The pandemic has allowed others to question the perceptions of others — redefining beauty by their own perception. “I recently stopped listening to parlor ladies asking me to get ‘detan facials’ because my skin has ‘tanned.’ I spent eight months staying indoors under lockdown — how on earth can I be tanned? So now, I’ve started telling them I’m not tanned, my skin is dark, and there’s nothing wrong with it… I did this yesterday at a parlor, in front of other customers,” said Aishwaria, 26.
This replacing of the external gaze with an internal acceptance and advocacy has had large-scale effects. Influenced by the #BlackLivesMatter protests that originated in the U.S., Indians started confronting their cultural colorism. Online activism led Shaadi.com to remove a search filter on its website that allowed people to look for potential matches based on skin tone, and Unilever decided to remove “fair” from the name of its Fair and Lovely fairness cream, rebranding it as Glow and Lovely. While these changes may be superficial at best, the lockdown prompted personal resistance and public discourse around colorism, changing individual choices and popular products.

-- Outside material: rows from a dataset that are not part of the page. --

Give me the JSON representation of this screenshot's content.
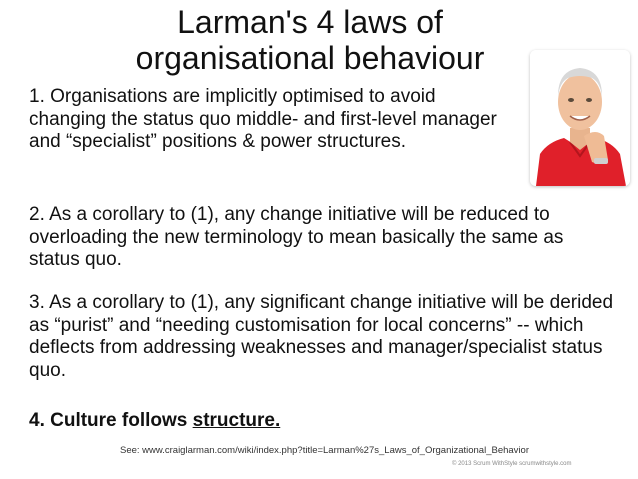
{
  "title": {
    "line1": "Larman's 4 laws of",
    "line2": "organisational behaviour"
  },
  "photo": {
    "icon": "portrait-photo",
    "shirt_color": "#e0202a",
    "background_color": "#ffffff"
  },
  "laws": [
    {
      "text": "1. Organisations are implicitly optimised to avoid changing the status quo middle- and first-level manager and “specialist” positions & power structures."
    },
    {
      "text": "2. As a corollary to (1), any change initiative will be reduced to overloading the new terminology to mean basically the same as status quo."
    },
    {
      "text": "3. As a corollary to (1), any significant change initiative will be derided as “purist” and “needing customisation for local concerns” -- which deflects from addressing weaknesses and manager/specialist status quo."
    },
    {
      "prefix": "4. Culture follows ",
      "emphasis": "structure."
    }
  ],
  "footer": {
    "see": "See: www.craiglarman.com/wiki/index.php?title=Larman%27s_Laws_of_Organizational_Behavior",
    "copyright": "© 2013 Scrum WithStyle scrumwithstyle.com"
  }
}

But even as beauty remains the goal — is its redefinition here to stay? Some experts are unsure. “Humans are social creatures, we compare and adapt. Once things get back to the way they were before the pandemic, it’s possible that we may fall back to old patterns,” says Ankita Jain, a Hyderabad-based psychologist. However, she adds that if working from home continues for years, we may see some long-term changes. Moreover, “with salary cuts and reduction in benefits, people may reconsider their spending habits, with beauty getting de-prioritized,” she adds.
“Historically, pandemics have forced humans to break with the past and imagine their world anew. This one is no different. It is a portal, a gateway between one world and the next,” Arundhati Roy, novelist, told the Financial Times. Going into 2021, as we continue challenging old beauty norms, we can consider questioning the idea of beauty itself, redefining how we see ourselves in the next, post-pandemic world.